We’ve made it to Winton today and even though we’re still heading South, it’s just getting hotter! The car thermometer says 37 degrees outside as I write (although I admit it often exaggerates a little bit) which was a crazy time to go out for a walk but since we’d driven 110k out to the Lark Quarry dinosaur footprint site, we felt like we should. It was only a short walk and I don’t think I was paying quite as much attention as I could have been but we all enjoyed the tour inside to see the actual footprints. 95 million years ago there was a lake here and it was much wetter (2m of rain per year) and there were two types of dinosaurs which were probably having a drink at the lake – one type which were the size of chickens (Coelurosaurs), and one type which were the size of cassowaries (about 1.8m, Ornithopods). Then a big carnivorous dinosaur (Carnosaur), a couple of metres tall, stalking them, they panicked and stampeded, and he (it) chased them. It’s quite amazing how much palaeontologists can tell just from the footprints – our guide pointed out how the large dinosaur walked along, pivoted on one foot then stopped in another place, and how some of the smaller ones were running along and actually ran into each other, skidding in one spot, or where the cassowary sized ones started just walking and then took bigger strides trying to get away. There were also juvenile sized footprints for each of the smaller dinosaurs, obviously running along next to parents.
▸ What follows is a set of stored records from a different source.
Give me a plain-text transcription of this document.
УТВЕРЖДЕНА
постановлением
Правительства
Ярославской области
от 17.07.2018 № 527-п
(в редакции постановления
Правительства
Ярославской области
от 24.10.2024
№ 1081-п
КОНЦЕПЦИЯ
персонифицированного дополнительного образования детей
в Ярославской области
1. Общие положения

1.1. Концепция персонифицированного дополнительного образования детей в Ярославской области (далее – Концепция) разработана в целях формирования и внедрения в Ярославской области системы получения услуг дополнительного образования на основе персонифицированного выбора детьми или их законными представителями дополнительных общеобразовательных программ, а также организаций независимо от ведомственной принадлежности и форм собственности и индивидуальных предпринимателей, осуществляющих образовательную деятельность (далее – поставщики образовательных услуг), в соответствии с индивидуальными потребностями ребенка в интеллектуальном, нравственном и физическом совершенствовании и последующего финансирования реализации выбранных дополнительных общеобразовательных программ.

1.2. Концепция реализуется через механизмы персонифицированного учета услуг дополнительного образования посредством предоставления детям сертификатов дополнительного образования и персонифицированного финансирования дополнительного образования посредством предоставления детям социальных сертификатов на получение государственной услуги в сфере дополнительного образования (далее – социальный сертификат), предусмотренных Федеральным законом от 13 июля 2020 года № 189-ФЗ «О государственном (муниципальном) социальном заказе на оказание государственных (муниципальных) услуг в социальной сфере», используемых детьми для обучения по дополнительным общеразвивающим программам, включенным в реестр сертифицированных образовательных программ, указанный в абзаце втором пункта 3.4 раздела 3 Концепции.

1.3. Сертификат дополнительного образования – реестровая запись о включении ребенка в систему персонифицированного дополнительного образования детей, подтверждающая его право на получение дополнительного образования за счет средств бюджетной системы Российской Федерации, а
These footprints and what they show about how dinosaurs walked or ran were apparently used when making the movie Jurassic Park to make a stampede scene as real as possible. The guide pointed out that the movie had ‘got one thing right’ when they made the big carnivorous dinosaur walk or run along almost horizontal to the ground with its head right down and tail acting as a counter balance swaying from side to side.
On the way to and from the quarry we saw the first emus that we’ve seen in a long time, and better yet, there were two different groups with emu babies – all stripey and very cute. We also fitted in the Waltzing Matilda museum today which wasn’t too bad – it has potential to be super schmaltzy but it was interesting to know how and when the song was written (by Banjo Patterson on a property near Winton), and to hear lots of different versions of it, including a perky one in Swedish, one in Pidgin English and a rock ‘n roll version which the kids thought was hilarious.